Monitoring as a tool for resilient communities
Today, the Community Catch Monitoring program is supported by fishers and the community. It has presence in both Sonora and Baja California states, giving employment to over 80 people — most of them women and youth. What we do is register information on the beach and on processing plants to have a better catch control system. On the beach, we rely on an app called WebControlPesca to register who goes out to sea, where they go and when they go, and if their permits and fishing gears are in order. When they return, we also register the time and location, as well as what they caught. For processing plants, we register the volume of catch delivered and its price.

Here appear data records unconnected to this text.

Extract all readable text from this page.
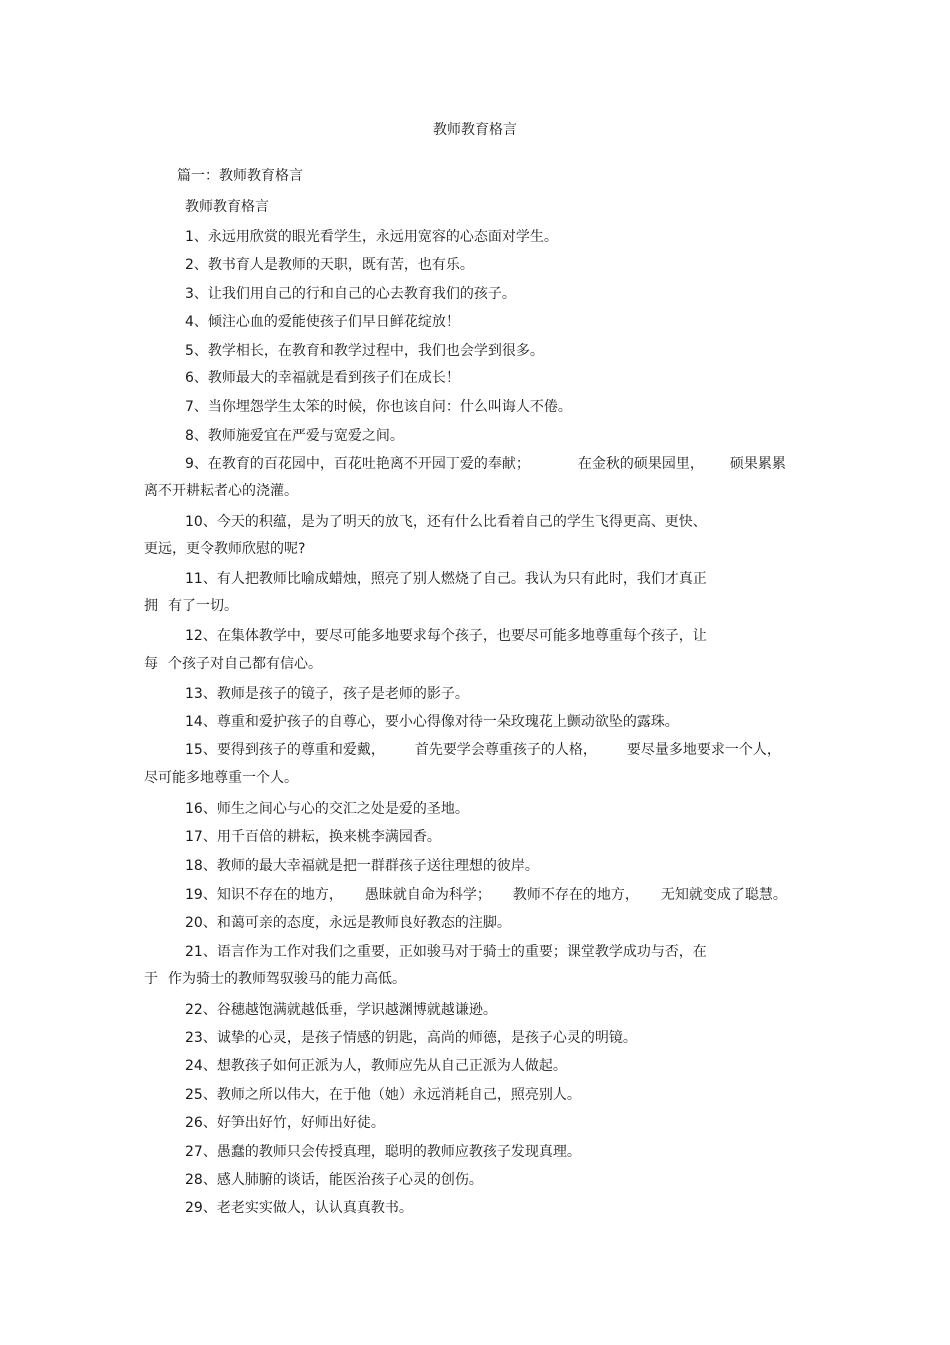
教师教育格言
篇一：教师教育格言
教师教育格言
1、永远用欣赏的眼光看学生，永远用宽容的心态面对学生。
2、教书育人是教师的天职，既有苦，也有乐。
3、让我们用自己的行和自己的心去教育我们的孩子。
4、倾注心血的爱能使孩子们早日鲜花绽放！
5、教学相长，在教育和教学过程中，我们也会学到很多。
6、教师最大的幸福就是看到孩子们在成长！
7、当你埋怨学生太笨的时候，你也该自问：什么叫诲人不倦。
8、教师施爱宜在严爱与宽爱之间。
9、在教育的百花园中，百花吐艳离不开园丁爱的奉献；	在金秋的硕果园里， 硕果累累
离不开耕耘者心的浇灌。
10、今天的积蕴，是为了明天的放飞，还有什么比看着自己的学生飞得更高、更快、
更远，更令教师欣慰的呢?
11、有人把教师比喻成蜡烛，照亮了别人燃烧了自己。我认为只有此时，我们才真正
拥 有了一切。
12、在集体教学中，要尽可能多地要求每个孩子，也要尽可能多地尊重每个孩子，让
每 个孩子对自己都有信心。
13、教师是孩子的镜子，孩子是老师的影子。
14、尊重和爱护孩子的自尊心，要小心得像对待一朵玫瑰花上颤动欲坠的露珠。
15、要得到孩子的尊重和爱戴， 首先要学会尊重孩子的人格， 要尽量多地要求一个人，
尽可能多地尊重一个人。
16、师生之间心与心的交汇之处是爱的圣地。
17、用千百倍的耕耘，换来桃李满园香。
18、教师的最大幸福就是把一群群孩子送往理想的彼岸。
19、知识不存在的地方， 愚昧就自命为科学； 教师不存在的地方， 无知就变成了聪慧。
20、和蔼可亲的态度，永远是教师良好教态的注脚。
21、语言作为工作对我们之重要，正如骏马对于骑士的重要；课堂教学成功与否，在
于 作为骑士的教师驾驭骏马的能力高低。
22、谷穗越饱满就越低垂，学识越渊博就越谦逊。
23、诚挚的心灵，是孩子情感的钥匙，高尚的师德，是孩子心灵的明镜。
24、想教孩子如何正派为人，教师应先从自己正派为人做起。
25、教师之所以伟大，在于他（她）永远消耗自己，照亮别人。
26、好笋出好竹，好师出好徒。
27、愚蠢的教师只会传授真理，聪明的教师应教孩子发现真理。
28、感人肺腑的谈话，能医治孩子心灵的创伤。
29、老老实实做人，认认真真教书。
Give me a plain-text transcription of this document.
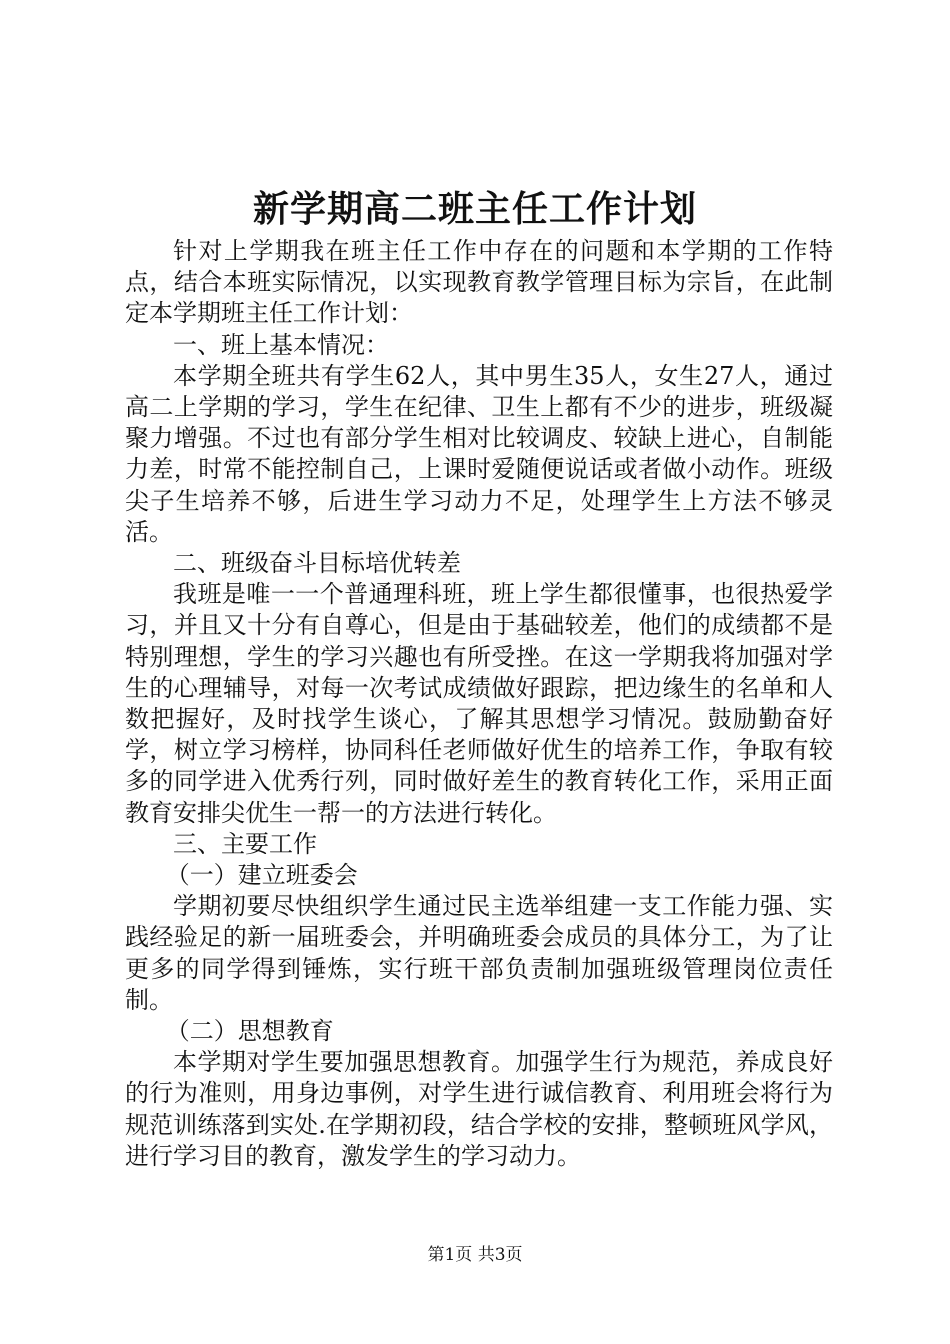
新学期高二班主任工作计划

针对上学期我在班主任工作中存在的问题和本学期的工作特点，结合本班实际情况，以实现教育教学管理目标为宗旨，在此制定本学期班主任工作计划：

一、班上基本情况：

本学期全班共有学生62人，其中男生35人，女生27人，通过高二上学期的学习，学生在纪律、卫生上都有不少的进步，班级凝聚力增强。不过也有部分学生相对比较调皮、较缺上进心，自制能力差，时常不能控制自己，上课时爱随便说话或者做小动作。班级尖子生培养不够，后进生学习动力不足，处理学生上方法不够灵活。

二、班级奋斗目标培优转差

我班是唯一一个普通理科班，班上学生都很懂事，也很热爱学习，并且又十分有自尊心，但是由于基础较差，他们的成绩都不是特别理想，学生的学习兴趣也有所受挫。在这一学期我将加强对学生的心理辅导，对每一次考试成绩做好跟踪，把边缘生的名单和人数把握好，及时找学生谈心，了解其思想学习情况。鼓励勤奋好学，树立学习榜样，协同科任老师做好优生的培养工作，争取有较多的同学进入优秀行列，同时做好差生的教育转化工作，采用正面教育安排尖优生一帮一的方法进行转化。

三、主要工作

（一）建立班委会

学期初要尽快组织学生通过民主选举组建一支工作能力强、实践经验足的新一届班委会，并明确班委会成员的具体分工，为了让更多的同学得到锤炼，实行班干部负责制加强班级管理岗位责任制。

（二）思想教育

本学期对学生要加强思想教育。加强学生行为规范，养成良好的行为准则，用身边事例，对学生进行诚信教育、利用班会将行为规范训练落到实处.在学期初段，结合学校的安排，整顿班风学风，进行学习目的教育，激发学生的学习动力。

第1页 共3页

This information is useful for fishers because it allows them to prove that they comply with the fishery’s regulations and quotas and so they can better plan when to fish, according to market conditions and the amount of quota they have available. Simultaneously, it helps the government better understand the fishery’s dynamics and make decisions considering both the state of the resources and community needs. The Community Catch Monitoring program is a way of working together: fishers and authorities, as well as men and women, for a sustainable fishery.
Women in fishing: teammates, not competitors
In fishing, women play a fundamental role — we are the right hand of men and, although they are usually the ones who go out to sea, women are always there too, side by side. Women also work in programs like mine, or prepare lunches and boats before men go out to sea, and are ready for when the skiffs come back, to clean, process and sell the curvina. Women’s work increases the value of this fishing activity. Men and women are a team and we can’t work without the other.

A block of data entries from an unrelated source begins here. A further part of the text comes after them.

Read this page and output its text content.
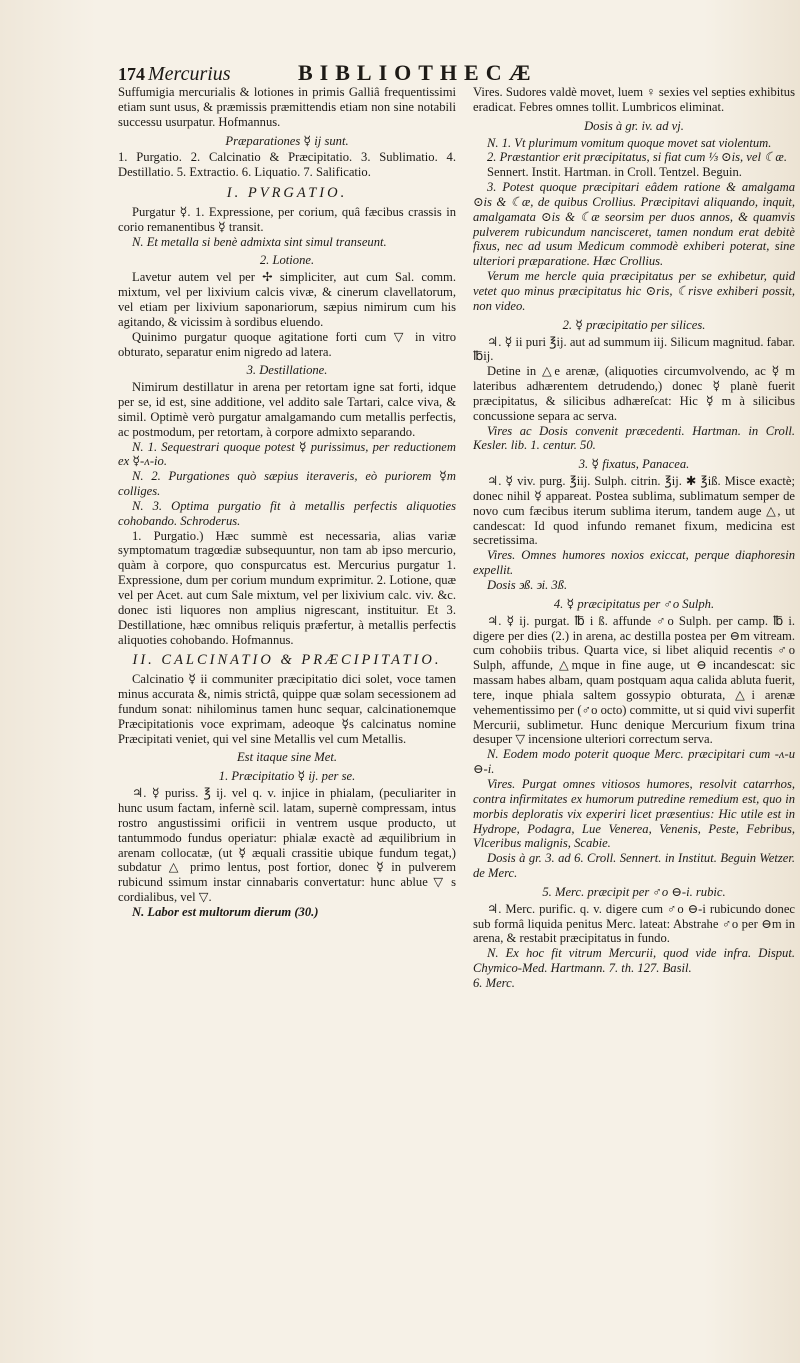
174 Mercurius	BIBLIOTHECÆ

Suffumigia mercurialis & lotiones in primis Galliâ frequentissimi etiam sunt usus, & præmissis præmittendis etiam non sine notabili successu usurpatur. Hofmannus.

Præparationes ☿ ij sunt.

1. Purgatio. 2. Calcinatio & Præcipitatio. 3. Sublimatio. 4. Destillatio. 5. Extractio. 6. Liquatio. 7. Salificatio.

I. PVRGATIO.

Purgatur ☿. 1. Expressione, per corium, quâ fæcibus crassis in corio remanentibus ☿ transit.

N. Et metalla si benè admixta sint simul transeunt.

2. Lotione.

Lavetur autem vel per ✢ simpliciter, aut cum Sal. comm. mixtum, vel per lixivium calcis vivæ, & cinerum clavellatorum, vel etiam per lixivium saponariorum, sæpius nimirum cum his agitando, & vicissim à sordibus eluendo.

Quinimo purgatur quoque agitatione forti cum ▽ in vitro obturato, separatur enim nigredo ad latera.

3. Destillatione.

Nimirum destillatur in arena per retortam igne sat forti, idque per se, id est, sine additione, vel addito sale Tartari, calce viva, & simil. Optimè verò purgatur amalgamando cum metallis perfectis, ac postmodum, per retortam, à corpore admixto separando.

N. 1. Sequestrari quoque potest ☿ purissimus, per reductionem ex ☿-ʌ-io.

N. 2. Purgationes quò sæpius iteraveris, eò puriorem ☿m colliges.

N. 3. Optima purgatio fit à metallis perfectis aliquoties cohobando. Schroderus.

1. Purgatio.) Hæc summè est necessaria, alias variæ symptomatum tragœdiæ subsequuntur, non tam ab ipso mercurio, quàm à corpore, quo conspurcatus est. Mercurius purgatur 1. Expressione, dum per corium mundum exprimitur. 2. Lotione, quæ vel per Acet. aut cum Sale mixtum, vel per lixivium calc. viv. &c. donec isti liquores non amplius nigrescant, instituitur. Et 3. Destillatione, hæc omnibus reliquis præfertur, à metallis perfectis aliquoties cohobando. Hofmannus.

II. CALCINATIO & PRÆCIPITATIO.

Calcinatio ☿ ii communiter præcipitatio dici solet, voce tamen minus accurata &, nimis strictâ, quippe quæ solam secessionem ad fundum sonat: nihilominus tamen hunc sequar, calcinationemque Præcipitationis voce exprimam, adeoque ☿s calcinatus nomine Præcipitati veniet, qui vel sine Metallis vel cum Metallis.

Est itaque sine Met.

1. Præcipitatio ☿ ij. per se.

♃. ☿ puriss. ℥ ij. vel q. v. injice in phialam, (peculiariter in hunc usum factam, infernè scil. latam, supernè compressam, intus rostro angustissimi orificii in ventrem usque producto, ut tantummodo fundus operiatur: phialæ exactè ad æquilibrium in arenam collocatæ, (ut ☿ æquali crassitie ubique fundum tegat,) subdatur △ primo lentus, post fortior, donec ☿ in pulverem rubicund ssimum instar cinnabaris convertatur: hunc ablue ▽ s cordialibus, vel ▽.

N. Labor est multorum dierum (30.)

Vires. Sudores valdè movet, luem ♀ sexies vel septies exhibitus eradicat. Febres omnes tollit. Lumbricos eliminat.

Dosis à gr. iv. ad vj.

N. 1. Vt plurimum vomitum quoque movet sat violentum.

2. Præstantior erit præcipitatus, si fiat cum ⅓ ⊙is, vel ☾æ.

Sennert. Instit. Hartman. in Croll. Tentzel. Beguin.

3. Potest quoque præcipitari eâdem ratione & amalgama ⊙is & ☾æ, de quibus Crollius. Præcipitavi aliquando, inquit, amalgamata ⊙is & ☾æ seorsim per duos annos, & quamvis pulverem rubicundum nancisceret, tamen nondum erat debitè fixus, nec ad usum Medicum commodè exhiberi poterat, sine ulteriori præparatione. Hæc Crollius.

Verum me hercle quia præcipitatus per se exhibetur, quid vetet quo minus præcipitatus hic ⊙ris, ☾risve exhiberi possit, non video.

2. ☿ præcipitatio per silices.

♃. ☿ ii puri ℥ij. aut ad summum iij. Silicum magnitud. fabar. ℔ij.

Detine in △e arenæ, (aliquoties circumvolvendo, ac ☿ m lateribus adhærentem detrudendo,) donec ☿ planè fuerit præcipitatus, & silicibus adhæreſcat: Hic ☿ m à silicibus concussione separa ac serva.

Vires ac Dosis convenit præcedenti. Hartman. in Croll. Kesler. lib. 1. centur. 50.

3. ☿ fixatus, Panacea.

♃. ☿ viv. purg. ℥iij. Sulph. citrin. ℥ij. ✱ ℥iß. Misce exactè; donec nihil ☿ appareat. Postea sublima, sublimatum semper de novo cum fæcibus iterum sublima iterum, tandem auge △, ut candescat: Id quod infundo remanet fixum, medicina est secretissima.

Vires. Omnes humores noxios exiccat, perque diaphoresin expellit.

Dosis ϶ß. ϶i. 3ß.

4. ☿ præcipitatus per ♂o Sulph.

♃. ☿ ij. purgat. ℔ i ß. affunde ♂o Sulph. per camp. ℔ i. digere per dies (2.) in arena, ac destilla postea per ⊖m vitream. cum cohobiis tribus. Quarta vice, si libet aliquid recentis ♂o Sulph, affunde, △mque in fine auge, ut ⊖ incandescat: sic massam habes albam, quam postquam aqua calida abluta fuerit, tere, inque phiala saltem gossypio obturata, △i arenæ vehementissimo per (♂o octo) committe, ut si quid vivi superfit Mercurii, sublimetur. Hunc denique Mercurium fixum trina desuper ▽ incensione ulteriori correctum serva.

N. Eodem modo poterit quoque Merc. præcipitari cum -ʌ-u ⊖-i.

Vires. Purgat omnes vitiosos humores, resolvit catarrhos, contra infirmitates ex humorum putredine remedium est, quo in morbis deploratis vix experiri licet præsentius: Hic utile est in Hydrope, Podagra, Lue Venerea, Venenis, Peste, Febribus, Vlceribus malignis, Scabie.

Dosis à gr. 3. ad 6. Croll. Sennert. in Institut. Beguin Wetzer. de Merc.

5. Merc. præcipit per ♂o ⊖-i. rubic.

♃. Merc. purific. q. v. digere cum ♂o ⊖-i rubicundo donec sub formâ liquida penitus Merc. lateat: Abstrahe ♂o per ⊖m in arena, & restabit præcipitatus in fundo.

N. Ex hoc fit vitrum Mercurii, quod vide infra. Disput. Chymico-Med. Hartmann. 7. th. 127. Basil.

6. Merc.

Expanding the Community Catch Monitoring program: hope for the Upper Gulf
Over the last decade, we have seen the benefits that the Community Catch Monitoring program has brought to the curvina fishery. Now we want to take it to a regional level. We want more fisheries in the Upper Gulf of California to have a management tool that allows them to improve their practices and operate with more order and responsibility. We want more women and young people to get involved in the management of their fisheries. We also want more communities to have accessible data to defend their livelihoods and so they can protect life in the ocean and fish sustainably.

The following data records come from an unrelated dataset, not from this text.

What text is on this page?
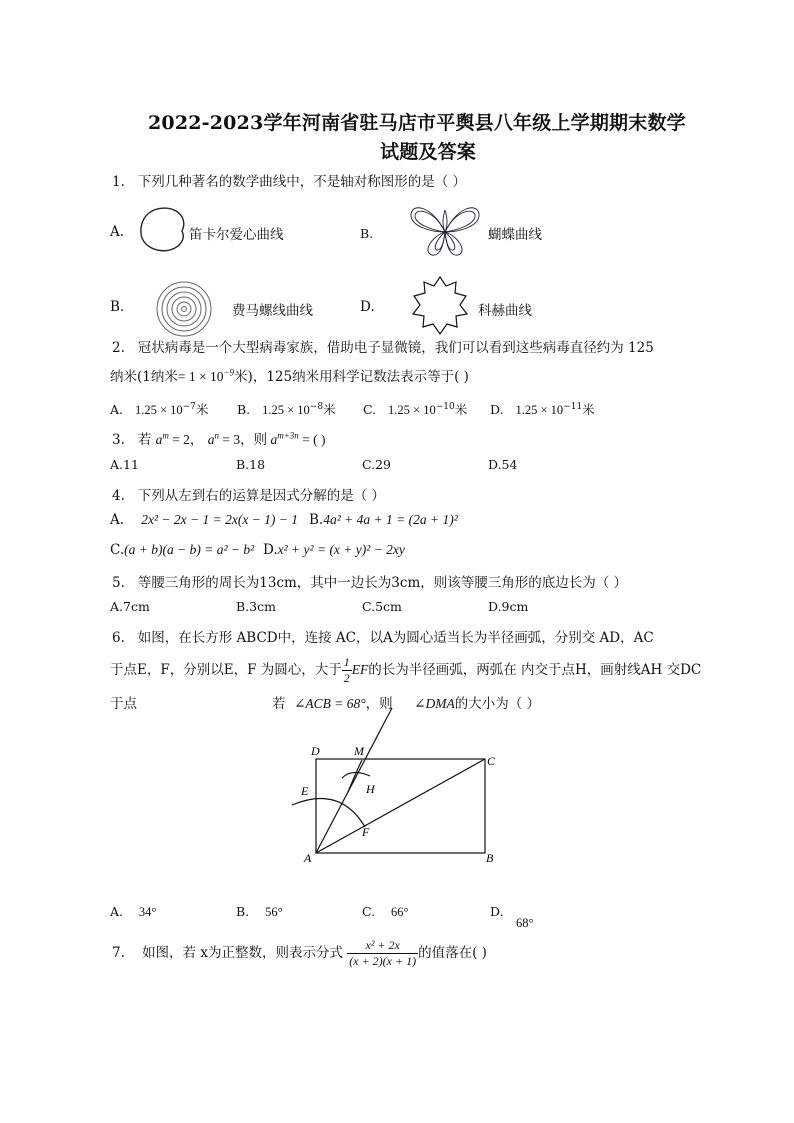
2022-2023学年河南省驻马店市平舆县八年级上学期期末数学
试题及答案
1. 下列几种著名的数学曲线中，不是轴对称图形的是（ ）
A.	笛卡尔爱心曲线	B.	蝴蝶曲线
B.	费马螺线曲线	D.	科赫曲线
2. 冠状病毒是一个大型病毒家族，借助电子显微镜，我们可以看到这些病毒直径约为 125
纳米(1纳米= $1 \times 10^{-9}$米)，125纳米用科学记数法表示等于( )
A. $1.25 \times 10^{-7}$米 B. $1.25 \times 10^{-8}$米 C. $1.25 \times 10^{-10}$米 D. $1.25 \times 10^{-11}$米
3. 若 $a^m = 2$， $a^n = 3$，则 $a^{m+3n}$ = ( )
A.11	B.18	C.29	D.54
4. 下列从左到右的运算是因式分解的是（ ）
A. 2x² − 2x − 1 = 2x(x − 1) − 1 B.4a² + 4a + 1 = (2a + 1)²
C.(a + b)(a − b) = a² − b² D.x² + y² = (x + y)² − 2xy
5. 等腰三角形的周长为13cm，其中一边长为3cm，则该等腰三角形的底边长为（ ）
A.7cm	B.3cm	C.5cm	D.9cm
6. 如图，在长方形 ABCD中，连接 AC，以A为圆心适当长为半径画弧，分别交 AD，AC
于点E，F，分别以E，F 为圆心，大于 $\frac{1}{2}$ EF的长为半径画弧，两弧在 内交于点H，画射线AH 交DC
于点	若 ∠ACB = 68°，则 ∠DMA的大小为（ ）
D	M
C
E	H
F
A	B
A. 34°	B. 56°	C. 66°	D.
68°
7. 如图，若 x为正整数，则表示分式 $\frac{\text{x² + 2x}}{(x + 2)(x + 1)}$ 的值落在( )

We want more women and young people to get involved in the management of their fisheries.
For that reason, since 2019, a group of monitors from Baja California and Sonora, supported by EDF, have started a process to strengthen the Community Catch Monitoring program on a regional level. This is to become financially self-sufficient and resilient without having to depend on third parties to operate. We want to offer this tool and our services to other fisheries interested in approaching sustainable management. If the Community Catch Monitoring Program is strengthened, the fisheries and communities of the Upper Gulf will be strengthened too.
Finally, I want to invite you all to acknowledge your role and contribution toward sustainable fishing and continue to improve it — no matter if you are a man or woman, young or old, work in the fishing sector or the government, or in markets or as a consumer. If we recognize the importance of taking care of the ocean, and our ability to innovate and promote solutions for orderly and responsible fishing, we can ensure strong, prosperous and sustainable fisheries for years to come.
I have hope for my children’s future, and I am confident that by working together, we will achieve this.